Two jurors started to cry during Spillane's testimony, prompting Gawthrop to convene mid-trial settlement talks before U.S. Magistrate Judge James R. Melinson.
But as Devlin describes it, the facts were on his side.
LABEL WARNING
Spillane's claim boiled down to failure to warn-despite the fact that he admitted he had read the entire warning label on the Tough-Guard which read: "Caution: Slippery when wet. Do not use unless completely dry. Follow proper safety precautions." It also said that roofers walking on Tough-Guard should use a safety rope and appropriate shoes.

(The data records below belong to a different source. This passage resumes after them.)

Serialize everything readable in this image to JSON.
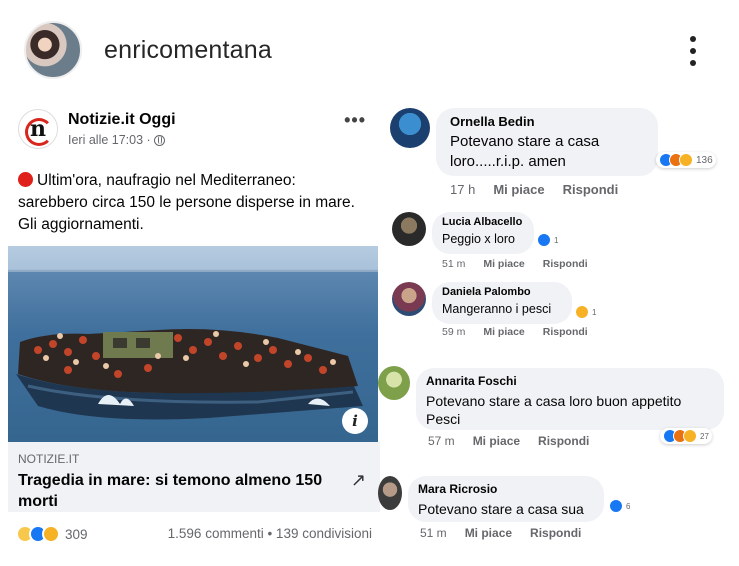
{
  "header": {
    "username": "enricomentana"
  },
  "post": {
    "page_name": "Notizie.it Oggi",
    "logo_letter": "n",
    "time": "Ieri alle 17:03 ·",
    "text": "Ultim'ora, naufragio nel Mediterraneo: sarebbero circa 150 le persone disperse in mare. Gli aggiornamenti.",
    "link": {
      "domain": "NOTIZIE.IT",
      "title": "Tragedia in mare: si temono almeno 150 morti"
    },
    "reactions_count": "309",
    "stats": "1.596 commenti • 139 condivisioni"
  },
  "comments": [
    {
      "name": "Ornella Bedin",
      "text": "Potevano stare a casa loro.....r.i.p. amen",
      "time": "17 h",
      "like": "Mi piace",
      "reply": "Rispondi",
      "reactions": "136"
    },
    {
      "name": "Lucia Albacello",
      "text": "Peggio x loro",
      "time": "51 m",
      "like": "Mi piace",
      "reply": "Rispondi",
      "reactions": "1"
    },
    {
      "name": "Daniela Palombo",
      "text": "Mangeranno i pesci",
      "time": "59 m",
      "like": "Mi piace",
      "reply": "Rispondi",
      "reactions": "1"
    },
    {
      "name": "Annarita Foschi",
      "text": "Potevano stare a casa  loro buon appetito Pesci",
      "time": "57 m",
      "like": "Mi piace",
      "reply": "Rispondi",
      "reactions": "27"
    },
    {
      "name": "Mara Ricrosio",
      "text": "Potevano stare a casa sua",
      "time": "51 m",
      "like": "Mi piace",
      "reply": "Rispondi",
      "reactions": "6"
    }
  ],
  "colors": {
    "accent": "#1877f2",
    "red_dot": "#e0201b",
    "bubble": "#f0f2f5"
  }
}
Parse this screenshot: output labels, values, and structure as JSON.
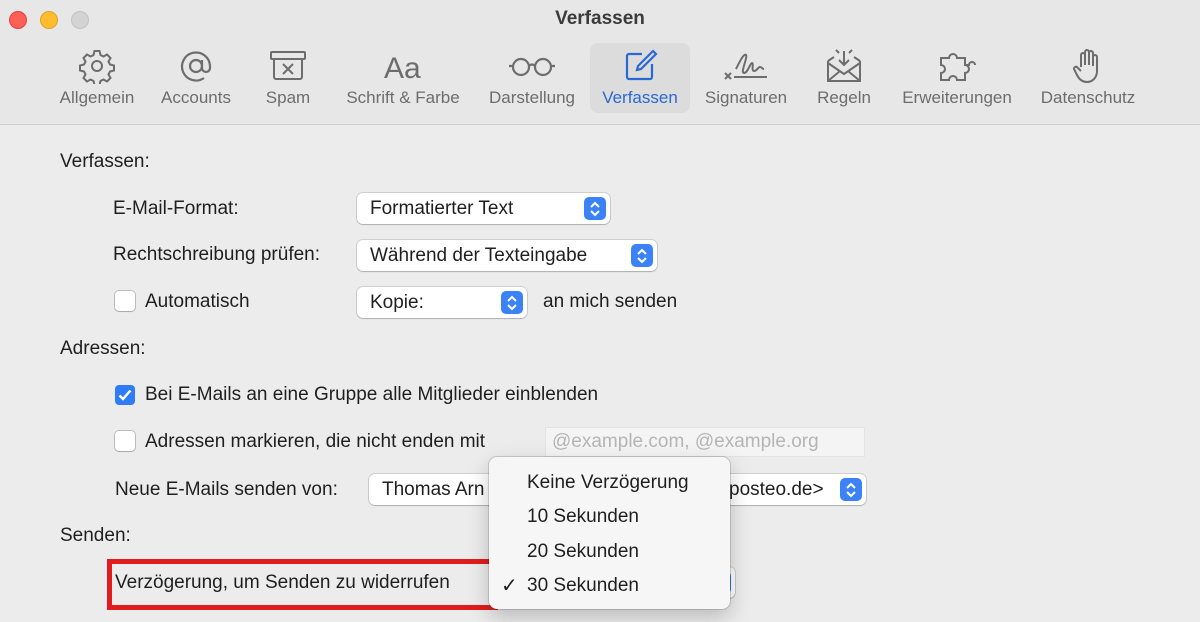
{
  "window": {
    "title": "Verfassen"
  },
  "toolbar": {
    "tabs": [
      {
        "label": "Allgemein",
        "icon": "gear-icon"
      },
      {
        "label": "Accounts",
        "icon": "at-icon"
      },
      {
        "label": "Spam",
        "icon": "junk-tray-icon"
      },
      {
        "label": "Schrift & Farbe",
        "icon": "font-icon"
      },
      {
        "label": "Darstellung",
        "icon": "glasses-icon"
      },
      {
        "label": "Verfassen",
        "icon": "compose-icon",
        "active": true
      },
      {
        "label": "Signaturen",
        "icon": "signature-icon"
      },
      {
        "label": "Regeln",
        "icon": "rules-envelope-icon"
      },
      {
        "label": "Erweiterungen",
        "icon": "puzzle-icon"
      },
      {
        "label": "Datenschutz",
        "icon": "hand-icon"
      }
    ]
  },
  "compose": {
    "section_label": "Verfassen:",
    "format_label": "E-Mail-Format:",
    "format_value": "Formatierter Text",
    "spell_label": "Rechtschreibung prüfen:",
    "spell_value": "Während der Texteingabe",
    "auto_label": "Automatisch",
    "auto_checked": false,
    "auto_value": "Kopie:",
    "auto_suffix": "an mich senden"
  },
  "addresses": {
    "section_label": "Adressen:",
    "group_label": "Bei E-Mails an eine Gruppe alle Mitglieder einblenden",
    "group_checked": true,
    "mark_label": "Adressen markieren, die nicht enden mit",
    "mark_checked": false,
    "mark_placeholder": "@example.com, @example.org",
    "from_label": "Neue E-Mails senden von:",
    "from_value_start": "Thomas Arn",
    "from_value_end": "posteo.de>"
  },
  "send": {
    "section_label": "Senden:",
    "undo_label": "Verzögerung, um Senden zu widerrufen",
    "undo_options": [
      {
        "label": "Keine Verzögerung",
        "selected": false
      },
      {
        "label": "10 Sekunden",
        "selected": false
      },
      {
        "label": "20 Sekunden",
        "selected": false
      },
      {
        "label": "30 Sekunden",
        "selected": true
      }
    ],
    "check_mark": "✓"
  },
  "colors": {
    "accent": "#2f7cf6",
    "active_tab_text": "#2a68d4",
    "highlight_box": "#e21c1c"
  }
}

Owens attacked the warning as inadequate. An expert witness on warning labels, E. Patrick McGuire, told the jury that the word "caution" was not a strong enough "signal word" and that "warning" or "danger" would have been stronger. Because Tough-Guard is significantly more slippery than ice when wet, and even slippery when dry, McGuire said the word "danger" should have been used.

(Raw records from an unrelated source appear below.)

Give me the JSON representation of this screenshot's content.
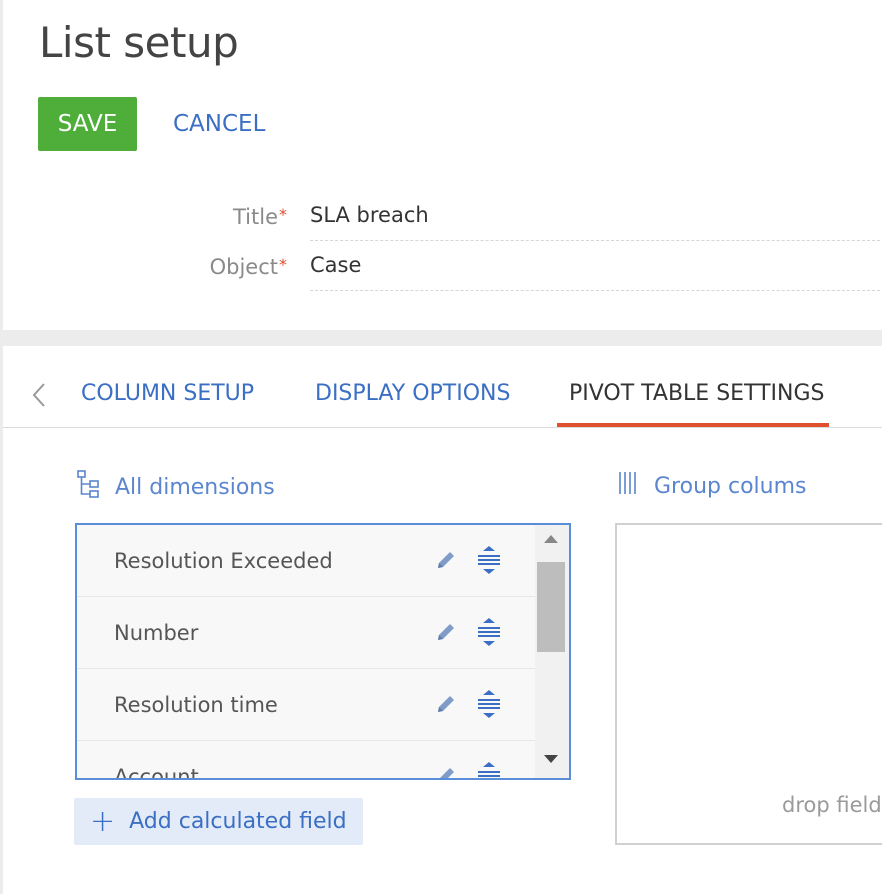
{
  "header": {
    "title": "List setup",
    "save_label": "SAVE",
    "cancel_label": "CANCEL"
  },
  "form": {
    "title_label": "Title",
    "title_value": "SLA breach",
    "object_label": "Object",
    "object_value": "Case",
    "required_mark": "*"
  },
  "tabs": [
    {
      "label": "COLUMN SETUP",
      "active": false
    },
    {
      "label": "DISPLAY OPTIONS",
      "active": false
    },
    {
      "label": "PIVOT TABLE SETTINGS",
      "active": true
    }
  ],
  "dimensions": {
    "header": "All dimensions",
    "items": [
      {
        "label": "Resolution Exceeded"
      },
      {
        "label": "Number"
      },
      {
        "label": "Resolution time"
      },
      {
        "label": "Account"
      }
    ],
    "add_label": "Add calculated field",
    "add_icon": "+"
  },
  "group_columns": {
    "header": "Group colums",
    "drop_hint": "drop field"
  },
  "icons": {
    "back": "chevron-left-icon",
    "dimensions": "hierarchy-icon",
    "group": "columns-icon",
    "edit": "pencil-icon",
    "drag": "drag-handle-icon"
  },
  "colors": {
    "accent": "#3b6fc4",
    "save": "#4fae3a",
    "tab_underline": "#e0502c",
    "required": "#e04b2c"
  }
}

McGuire said "caution" is used to convey a risk of minor injuries, while "warning" conveys more serious risks and "danger" implies that the risk could be life-threatening.
Devlin tried to block McGuire from testifying, but Gawthrop ruled after a pre-trial hearing that his expertise was adequate and his opinion sufficiently reliable under the U.S. Supreme Court's recent ruling in Daubert v. Merrill Dow. He also ruled that it "fit" the case - a requirement outlined by Circuit Judge Edward R. Becker in the most recent ruling in In Re: Paoli Railyard PCB Litigation.
OPINION TESTIMONY
But Owens lost the next battle when he tried to block Devlin from presenting opinion testimony from a layman. Applying the test recently announced by the 3rd Circuit, Gawthrop ruled that a roofing foreman could testify that he noted on his logs that Spillane "should not" have gone on the roof before the morning dew had dried.
Owens argued that the warning was inadequate because it was printed not on the product but on the box, which is often thrown away. Often the installer does not read the box, he said. And the "slippery when wet" warning was incomplete because the Tough-Guard is also quite slippery when dry.
But Devlin told the jury that Spillane also had a graduate degree in English. Since he admitted he had read the warning, he argued, the case was a simple one.